Senator Whitsett on the Clean Water Act

The Clean Water Act was adopted by Congress 1972. The purpose of the Act was to clean up our nation’s fresh water resources. It was designed to identify, and mitigate, water pollution from both point-sources, such as discreet discharges from a pipe, and from non-point sources, such as precipitation flowing from a field or forest.

The Act appeared to recognize that water pollution from point- sources generally are related to the activities of man. Most of these discreet sources of water pollution can be adequately addressed resulting in a cleaner water supply. For that reason regulations were adopted making identified mitigation procedures for point-sources mandatory and enforceable.

The Act also appeared to recognize that non-point sources of water pollution are less likely to be under the control of man and are   more difficult to address. For these reasons the Act required that non-point sources of water pollution must be identified and that water quality management plans must be created to attempt to address those more diffuse water quality problems. However, the Clean Water Act did not require mandatory compliance with the water quality management plans because that compliance is often neither physically nor economically possible.

Over the past forty years, implementation of the Act has made significant progress toward cleaning up our nation’s fresh water supply.
In the early 1990’s U.S. Environmental Protection Agency began legal efforts to expand the mandatory compliance to non-point sources of water pollution. Largely in response to that action, the Oregon Legislature adopted Senate Bill 1010 in 1993 that established the agriculture Water Quality Management Act. The EPA ultimately did not prevail in their attempt to enlarge their regulatory authority.

However, Oregon’s one of a kind state Agriculture Water Quality Management Act remains Oregon law. It is administered by the Oregon Department of Agriculture under the control of the Oregon  Department of Environmental Quality . The Oregon law established nearly forty separate state planning areas for water quality management.
The law provided for the appointment of Local Advisory Committees for each of those areas. The committees were tasked with identifying local water quality problems, and determining opportunities to improve that water quality. Each committee adopted rules designed to make progress toward better water quality within their local watershed.

The Administrative Rules the committees adopted have the full force of Oregon law. Each committee developed rules that they believed were appropriate for their particular area. However, all Local Advisory Committees were required to adopt one rule by the Oregon Environmental Quality Department.
That Rule was Oregon Revised Statute 468B. That statute defines all of the regulations that apply to water pollution from point-sources. Virtually every Local Advisory Committee in Oregon objected to adopting that rule, because it appeared to apply the mandatory regulations for point-source water pollution to the non-point source run-off that the committees were addressing.

The committee members knew that no way exists to meet those standards when applied to run-off from fields and forests. Committee members were concerned that the citizen lawsuit provision of the Clean Water Act would result in a third party bringing suit to force compliance with the 468B rule. Notwithstanding the plain wording of the ORS 468B rule, the Oregon Department of Agriculture assured committee members and producers that moving toward achievement of water quality standards would be sufficient to comply with those rules.

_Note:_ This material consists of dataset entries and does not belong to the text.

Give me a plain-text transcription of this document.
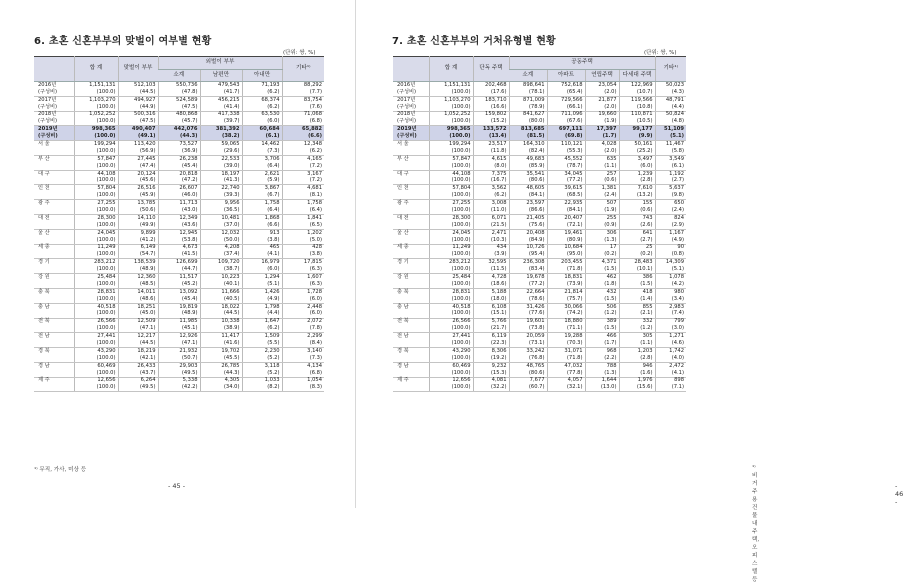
6. 초혼 신혼부부의 맞벌이 여부별 현황
(단위: 쌍, %)
	합 계	맞벌이 부부	외벌이 부부			기타¹⁾
			소계	남편만	아내만	
2016년	1,151,131	512,103	550,736	479,543	71,193	88,292
(구성비)	(100.0)	(44.5)	(47.8)	(41.7)	(6.2)	(7.7)
2017년	1,103,270	494,927	524,589	456,215	68,374	83,754
(구성비)	(100.0)	(44.9)	(47.5)	(41.4)	(6.2)	(7.6)
2018년	1,052,252	500,316	480,868	417,338	63,530	71,068
(구성비)	(100.0)	(47.5)	(45.7)	(39.7)	(6.0)	(6.8)
2019년	998,365	490,407	442,076	381,392	60,684	65,882
(구성비)	(100.0)	(49.1)	(44.3)	(38.2)	(6.1)	(6.6)
서 울	199,294	113,420	73,527	59,065	14,462	12,348
	(100.0)	(56.9)	(36.9)	(29.6)	(7.3)	(6.2)
부 산	57,847	27,445	26,238	22,533	3,706	4,165
	(100.0)	(47.4)	(45.4)	(39.0)	(6.4)	(7.2)
대 구	44,108	20,124	20,818	18,197	2,621	3,167
	(100.0)	(45.6)	(47.2)	(41.3)	(5.9)	(7.2)
인 천	57,804	26,516	26,607	22,740	3,867	4,681
	(100.0)	(45.9)	(46.0)	(39.3)	(6.7)	(8.1)
광 주	27,255	13,785	11,713	9,956	1,758	1,758
	(100.0)	(50.6)	(43.0)	(36.5)	(6.4)	(6.4)
대 전	28,300	14,110	12,349	10,481	1,868	1,841
	(100.0)	(49.9)	(43.6)	(37.0)	(6.6)	(6.5)
울 산	24,045	9,899	12,945	12,032	913	1,202
	(100.0)	(41.2)	(53.8)	(50.0)	(3.8)	(5.0)
세 종	11,249	6,149	4,673	4,208	465	428
	(100.0)	(54.7)	(41.5)	(37.4)	(4.1)	(3.8)
경 기	283,212	138,539	126,699	109,720	16,979	17,815
	(100.0)	(48.9)	(44.7)	(38.7)	(6.0)	(6.3)
강 원	25,484	12,360	11,517	10,223	1,294	1,607
	(100.0)	(48.5)	(45.2)	(40.1)	(5.1)	(6.3)
충 북	28,831	14,011	13,092	11,666	1,426	1,728
	(100.0)	(48.6)	(45.4)	(40.5)	(4.9)	(6.0)
충 남	40,518	18,251	19,819	18,022	1,798	2,448
	(100.0)	(45.0)	(48.9)	(44.5)	(4.4)	(6.0)
전 북	26,566	12,509	11,985	10,338	1,647	2,072
	(100.0)	(47.1)	(45.1)	(38.9)	(6.2)	(7.8)
전 남	27,441	12,217	12,926	11,417	1,509	2,299
	(100.0)	(44.5)	(47.1)	(41.6)	(5.5)	(8.4)
경 북	43,290	18,219	21,932	19,702	2,230	3,140
	(100.0)	(42.1)	(50.7)	(45.5)	(5.2)	(7.3)
경 남	60,469	26,433	29,903	26,785	3,118	4,134
	(100.0)	(43.7)	(49.5)	(44.3)	(5.2)	(6.8)
제 주	12,656	6,264	5,338	4,305	1,033	1,054
	(100.0)	(49.5)	(42.2)	(34.0)	(8.2)	(8.3)
¹⁾ 무직, 가사, 미상 등
- 45 -
7. 초혼 신혼부부의 거처유형별 현황
(단위: 쌍, %)
¹⁾ 비거주용 건물내 주택, 오피스텔 등
- 46 -
	합 계	단독 주택	공동주택				기타¹⁾
			소계	아파트	연립주택	다세대 주택	
2016년	1,151,131	202,468	898,641	752,618	23,054	122,969	50,023
(구성비)	(100.0)	(17.6)	(78.1)	(65.4)	(2.0)	(10.7)	(4.3)
2017년	1,103,270	183,710	871,009	729,566	21,877	119,566	48,791
(구성비)	(100.0)	(16.6)	(78.9)	(66.1)	(2.0)	(10.8)	(4.4)
2018년	1,052,252	159,802	841,627	711,096	19,660	110,871	50,824
(구성비)	(100.0)	(15.2)	(80.0)	(67.6)	(1.9)	(10.5)	(4.8)
2019년	998,365	133,572	813,685	697,111	17,397	99,177	51,109
(구성비)	(100.0)	(13.4)	(81.5)	(69.8)	(1.7)	(9.9)	(5.1)
서 울	199,294	23,517	164,310	110,121	4,028	50,161	11,467
	(100.0)	(11.8)	(82.4)	(55.3)	(2.0)	(25.2)	(5.8)
부 산	57,847	4,615	49,683	45,552	635	3,497	3,549
	(100.0)	(8.0)	(85.9)	(78.7)	(1.1)	(6.0)	(6.1)
대 구	44,108	7,375	35,541	34,045	257	1,239	1,192
	(100.0)	(16.7)	(80.6)	(77.2)	(0.6)	(2.8)	(2.7)
인 천	57,804	3,562	48,605	39,615	1,381	7,610	5,637
	(100.0)	(6.2)	(84.1)	(68.5)	(2.4)	(13.2)	(9.8)
광 주	27,255	3,008	23,597	22,935	507	155	650
	(100.0)	(11.0)	(86.6)	(84.1)	(1.9)	(0.6)	(2.4)
대 전	28,300	6,071	21,405	20,407	255	743	824
	(100.0)	(21.5)	(75.6)	(72.1)	(0.9)	(2.6)	(2.9)
울 산	24,045	2,471	20,408	19,461	306	641	1,167
	(100.0)	(10.3)	(84.9)	(80.9)	(1.3)	(2.7)	(4.9)
세 종	11,249	434	10,726	10,684	17	25	90
	(100.0)	(3.9)	(95.4)	(95.0)	(0.2)	(0.2)	(0.8)
경 기	283,212	32,595	236,308	203,455	4,371	28,483	14,309
	(100.0)	(11.5)	(83.4)	(71.8)	(1.5)	(10.1)	(5.1)
강 원	25,484	4,728	19,678	18,831	462	386	1,078
	(100.0)	(18.6)	(77.2)	(73.9)	(1.8)	(1.5)	(4.2)
충 북	28,831	5,188	22,664	21,814	432	418	980
	(100.0)	(18.0)	(78.6)	(75.7)	(1.5)	(1.4)	(3.4)
충 남	40,518	6,108	31,426	30,066	506	855	2,983
	(100.0)	(15.1)	(77.6)	(74.2)	(1.2)	(2.1)	(7.4)
전 북	26,566	5,766	19,601	18,880	389	332	799
	(100.0)	(21.7)	(73.8)	(71.1)	(1.5)	(1.2)	(3.0)
전 남	27,441	6,119	20,059	19,288	466	305	1,271
	(100.0)	(22.3)	(73.1)	(70.3)	(1.7)	(1.1)	(4.6)
경 북	43,290	8,306	33,242	31,071	968	1,203	1,742
	(100.0)	(19.2)	(76.8)	(71.8)	(2.2)	(2.8)	(4.0)
경 남	60,469	9,232	48,765	47,032	788	946	2,472
	(100.0)	(15.3)	(80.6)	(77.8)	(1.3)	(1.6)	(4.1)
제 주	12,656	4,081	7,677	4,057	1,644	1,976	898
	(100.0)	(32.2)	(60.7)	(32.1)	(13.0)	(15.6)	(7.1)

Unfortunately, the committee members were correct to be deeply concerned. The Northwest Environmental Advocates did sue the EPA, and various other federal agencies, to enforce the provisions of   Agriculture Water Quality Management Act as they apply to the Clean Water Act. The suit appears to be focused on attainment of compliance with the ORS 468 B rule.

In a ruling last month, Federal Magistrate John V. Acosta ruled in favor of the plaintiffs. Essentially, his decision appears to imply that working toward achievement of the Water Quality Management Plans is not sufficient. My reading of his ruling appears to suggest that the water quality standards actually must be met in order to comply with the rules in order to provide adequate habitat for threatened and endangered species

Many of these water quality standards, such as water temperature and water phosphorous concentrations, cannot be achieved. They cannot be met because the standards significantly exceed the normal background levels. Water in the streams often exceeds those standards without any influence by man.

The result is that water diverted from a stream for irrigation may already exceed the water quality standards. For that reason, it cannot be returned to the stream because the return flow exceeds the arbitrarily established standard for clean water.

Unfortunately, after nearly twenty years, the committee members’ greatest fears have become reality. A third party lawsuit has resulted in a court ruling that appears to apply point-source water quality regulation to agricultural practices. The ruling has the potential to virtually eliminate flood irrigation practices in much or Oregon when that irrigation practice results in any surface water return flow to the stream or river.

It is my concern that Federal Magistrate Acostas’ ruling, if not successfully appealed, has the potential to virtually eliminate centuries old irrigation practices in much of Oregon.